ミラージュが心配そうにこちらの顔を覗き込んでくる。

 

——なんだ……今の感覚。

 

「……なんだよ、これ」

 

どうやら異変を感じたのはオレだけではなかったらしい。

ハヤテとオレンジ髪の少女も同じような青い顔になっている。

 

すると突然再開発地区にけたたましいアラートが鳴り響いた。

フロンティアにいた頃にも嫌という程聞いた敵襲を知らせる警報。

突如鳴り響いた聞き慣れない音で、再開発地区に住んでいる人々が何事だと顔を出し始める。
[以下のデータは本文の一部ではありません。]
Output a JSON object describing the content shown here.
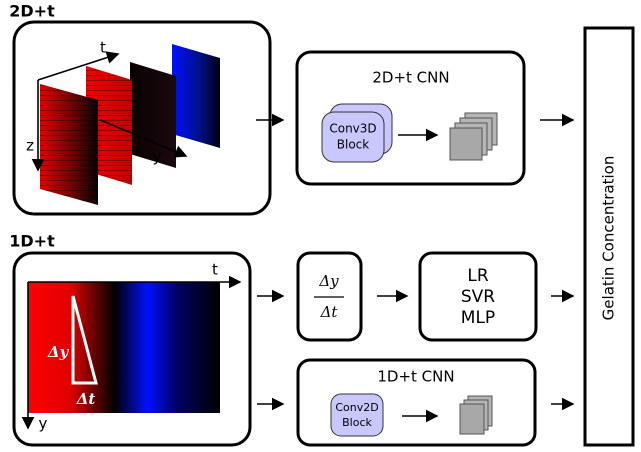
{
  "panel_2d": {
    "label": "2D+t",
    "axis_t": "t",
    "axis_z": "z",
    "axis_y": "y"
  },
  "cnn_2d": {
    "title": "2D+t CNN",
    "block": [
      "Conv3D",
      "Block"
    ]
  },
  "panel_1d": {
    "label": "1D+t",
    "axis_t": "t",
    "axis_y": "y",
    "delta_y": "Δy",
    "delta_t": "Δt"
  },
  "ratio": {
    "numerator": "Δy",
    "denominator": "Δt"
  },
  "models": [
    "LR",
    "SVR",
    "MLP"
  ],
  "cnn_1d": {
    "title": "1D+t CNN",
    "block": [
      "Conv2D",
      "Block"
    ]
  },
  "output": "Gelatin Concentration"
}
そして、女性のアナウンスで何が起こったかが伝えられた。

 

『ヴァール警報が発令されました。市民は直ちにシェルターへ避難してください。繰り返します——』

 

そのアナウンスの後、状況を理解できていない市民に発破をかけるように遠方から爆音が轟いた。

一瞬の静寂が辺りを包む。

そして次の瞬間に、オレたちのいる再開発地区は逃げ惑う人々によって混沌と化した。

我先にと逃げ惑う人々による怒声や罵声、子供の親を探す泣き声で再開発地区は騒然とする。

 

「——了解」

 

ミラージュはどこかと通信をしていたらしい。

軍用の通信端末をしまうと、軍人のように厳つい顔つきになりこちらへ向き直った。

 

「貴方たちはすぐにシェルターに避難してください。ここはすぐに戦場になります」

 

「え?」

 

「——ヴァールが来ます」

 

ヴァール。

聞きなれない単語だった。

だが、ミラージュの顔つきやこの警報を聞いて元軍人としての勘が告げていた。

人命に関わる何かが起こっていると。

モタモタしていると死んでしまうぞと。

 

ミラージュはそれだけ告げると踵を返して路地裏へと消えていく。

オレはねっとりと絡みついたままの不快な感覚を振り払うように頭を振ると、ミラージュの後を追って路地裏へと続いた。

ハヤテと少女に構っている暇はない。

爆音は遠かった、まだシェルターに避難する時間はある。

だが、今まさに戦場になろうとしている場所はどうだ。

逃げ遅れた人が命を落とすのは時間の問題だ。

ならば、優先順位はハッキリさせなければならない。

先に駆けていくミラージュに追いついて並走する。

オレが追って来たことがそんなに意外だったのか、急に立ち止まり、信じられないようなものを見る目で詰め寄って来た。

 

「な、何をしているんですか貴方は!退避しなさいって!」

 

「悪いなミラージュ。さっき言ったぜ?軍人崩れってな」

 

ミラージュは怪訝そうな顔になる。

 

「自前の機体ぐらいは用意してるってことだ」

 

「なっ!?危険です!というより退役したなら貴方は民間人です!そんな貴方が軍用機で戦場に出るなんて!」

 

「まあそこは上手いことやるさ。それより時間ないだろ?」

 

再び爆音が再開発地区に轟く。

方角的にシャハルシティだろうか、さっきより近づいている。

——こりゃますます時間がないな。

 

「ああもう!仕方ない……!」

 

観念したのかミラージュは頭を抱えて叫ぶと、再び走り出した。

オレもそれに続いて走り出す。

 

「遅れたら置いていきますからね!」

 

「わかってる!お前こそオレに抜かされるなよ!」

 

混沌とする再開発地区を——シャハルシティの中を、逃げ惑う人々の波に逆らうように駆け抜けていく。

遠くでは未だに爆音が響いている。戦いは始まったばかりだった。

そして空よりも高い宇宙(そら)では災厄を起こす凶星が衛星軌道上の艦隊を襲撃していたが、この時のオレはそんなことを知る由もなかった。